Converts a single byte character to lower case.

int tolower (int ch)
Description

This is identical to the toupper method, but it converts ch to lower case. Please refer to toupper for the details.

NLS manager functions

The NLS manager stores the installed (or registered) code pages in a linked list. To interact with this linked list a set of functions is provided. These functions are registered in the symbol table of the FD32 kernel and thus calling them results in in a near call when the caller is dynamically linked with the kernel. Also, this means that in order to use the functions of the NLS manager, applications or other modules must be loaded after the NLS manager module.

Function: nls_get_operations

Gets the structure of operations for a code page.

int nls_get_operations (const char *name, int type, void **operations)

Description

Gets the specified type of structure of operations for the code page identified by name, storing a pointer to that structure in operations.

The type parameter is intended for future enhancements to the NLS operations interface. At present only OT_NLS_OPERATIONS is valid. This functions uses the REQ_GET_OPERATIONS command of request function of the code page. The operations argument can be a null pointer if you only need to check if the specified type of operations is available.

The code page name must match the name of a registered code page. Name comparison is performed by the simple strcasecmp, thus it is case insensitive for characters in the ASCII range (that is, 'a'..'z').

Return value

On success, returns zero and stores the pointer to the structure of operations in operations.

On error, returns one of the following and the content of operations is undefined:
-EINVAL you have passed a null pointer for name;
-ENOTSUP the specified operations type is not supported by the code page module; this can also mean that the underlying request function does not support the REQ_GET_OPERATIONS command, but This Should Not Happen.

Function: nls_register_codepage

Registers a code page to the NLS manager.

int nls_register_codepage (struct nls_code_page *cp)

Description

Registers the specified code page structure linking it at the head (for performance reasons) of the list of code pages. The next field of the code page structure is updated accordingly. After registering the code page it is possible for users to get NLS operations using nls_get_operations.

The code page structure must be properly initialized: name must contain a valid pointer to a name string, request must contain the valid address of the request function of the code page module and next must be a null pointer.

Return value

Zero on success. -EBUSY if the code page structure is already linked (the next field is not null). -EINVAL if the code page structure is not valid (either the name field or the request function pointer are null pointers) or cp is a null pointer.

Function: nls_unregister_codepage

Unregisters a code page from the NLS manager.

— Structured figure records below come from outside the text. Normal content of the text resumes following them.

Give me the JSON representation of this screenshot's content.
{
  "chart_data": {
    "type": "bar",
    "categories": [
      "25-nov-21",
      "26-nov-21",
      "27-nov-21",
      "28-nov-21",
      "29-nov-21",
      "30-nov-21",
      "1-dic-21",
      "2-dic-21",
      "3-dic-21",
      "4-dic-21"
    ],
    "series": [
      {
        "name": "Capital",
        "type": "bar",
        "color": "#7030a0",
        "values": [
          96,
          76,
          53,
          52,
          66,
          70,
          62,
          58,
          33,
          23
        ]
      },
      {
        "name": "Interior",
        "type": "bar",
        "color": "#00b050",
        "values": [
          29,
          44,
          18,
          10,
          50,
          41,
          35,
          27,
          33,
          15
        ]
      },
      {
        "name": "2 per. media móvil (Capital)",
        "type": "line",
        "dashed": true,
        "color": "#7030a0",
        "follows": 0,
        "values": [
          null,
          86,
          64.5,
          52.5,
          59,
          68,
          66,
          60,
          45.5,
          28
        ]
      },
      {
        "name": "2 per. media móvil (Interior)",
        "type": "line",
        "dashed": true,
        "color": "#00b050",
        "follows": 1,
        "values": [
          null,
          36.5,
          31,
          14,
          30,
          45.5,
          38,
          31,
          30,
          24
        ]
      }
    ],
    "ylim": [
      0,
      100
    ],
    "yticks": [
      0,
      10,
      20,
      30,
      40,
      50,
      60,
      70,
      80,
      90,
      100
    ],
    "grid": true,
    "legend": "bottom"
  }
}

int nls_unregister_codepage (struct nls_code_page *cp)

Description

Unregisters the specified code page structure unlinking it from the list of code pages. After unregistering the code page structure, its next field is a null pointer and the code page can not be used any longer. If there are references to the code page, that is some user has not released the structure of operations of the code page, the code page structure can not be unregistered.

Return value

Zero on success. -EBUSY if the code page structure is in use (its reference counter is greater than zero). -EINVAL if cp is not the address of a registered code page structure (this includes the case when cp is a null pointer).